Hybrid Method of Efficient Simulation of Physics Applications for a Quantum Computer

TL;DR

This paper introduces a hybrid simulation method combining full-state and Clifford simulators to efficiently emulate multi-qubit rotations in quantum chemistry, significantly reducing computational costs for large-scale quantum circuit simulations.

Contribution

A novel hybrid simulation approach that optimizes multi-qubit rotation emulation, enabling faster and more efficient quantum chemistry simulations on classical hardware.

Findings

Achieved a speedup of approximately 18 times for 24-qubit Hamiltonians.

Reduced computational costs by leveraging Pauli frame optimization.
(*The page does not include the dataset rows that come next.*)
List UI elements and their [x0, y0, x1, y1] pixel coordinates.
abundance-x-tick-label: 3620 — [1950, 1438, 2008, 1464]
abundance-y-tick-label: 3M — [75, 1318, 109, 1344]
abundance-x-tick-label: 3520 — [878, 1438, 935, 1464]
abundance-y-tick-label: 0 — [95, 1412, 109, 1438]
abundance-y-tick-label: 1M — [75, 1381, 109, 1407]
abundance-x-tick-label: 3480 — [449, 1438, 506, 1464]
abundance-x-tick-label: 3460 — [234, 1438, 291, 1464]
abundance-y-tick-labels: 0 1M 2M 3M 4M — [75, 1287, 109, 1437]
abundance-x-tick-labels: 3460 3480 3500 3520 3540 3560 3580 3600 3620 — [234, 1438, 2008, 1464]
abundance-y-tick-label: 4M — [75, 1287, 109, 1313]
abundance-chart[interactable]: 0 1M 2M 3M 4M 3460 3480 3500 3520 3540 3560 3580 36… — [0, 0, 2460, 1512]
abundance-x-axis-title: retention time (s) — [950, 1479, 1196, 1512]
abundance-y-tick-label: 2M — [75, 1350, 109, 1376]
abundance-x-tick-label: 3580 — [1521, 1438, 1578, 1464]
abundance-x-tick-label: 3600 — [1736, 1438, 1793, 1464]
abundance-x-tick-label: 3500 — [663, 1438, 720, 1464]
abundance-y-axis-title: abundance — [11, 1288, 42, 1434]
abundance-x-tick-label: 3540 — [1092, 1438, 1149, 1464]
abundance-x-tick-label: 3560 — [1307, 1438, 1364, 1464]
Demonstrated integration into the Intel Quantum SDK for practical applications.

Abstract

Quantum chemistry and materials science are among the most promising areas for demonstrating algorithmic quantum advantage and quantum utility due to their inherent quantum mechanical nature. Still, large-scale simulations of quantum circuits are essential for determining the problem size at which quantum solutions outperform classical methods. In this work, we present a novel hybrid simulation approach, forming a hybrid of a fullstate and a Clifford simulator, specifically designed to address the computational challenges associated with the time evolution of quantum chemistry Hamiltonians. Our method focuses on the efficient emulation of multi-qubit rotations, a critical component of Trotterized Hamiltonian evolution. By optimizing the representation and execution of multi-qubit operations leveraging the Pauli frame, our approach significantly reduces the computational cost of simulating quantum circuits, enabling more efficient simulations. Beyond its impact on chemistry applications, our emulation strategy has broad implications for any computational workload that relies heavily on multi-qubit rotations. By increasing the efficiency of quantum simulations, our method facilitates more accurate and cost-effective studies of complex quantum systems. We quantify the performance improvements and computational savings for this emulation strategy, and we obtain a speedup of a factor $\approx 18$ ($\approx 22$ with MPI) for our evaluated chemistry Hamiltonians with 24 qubits. Thus, we evaluate our integration of this emulation strategy into the Intel Quantum SDK, further bridging the gap between theoretical algorithm development and practical quantum software implementations.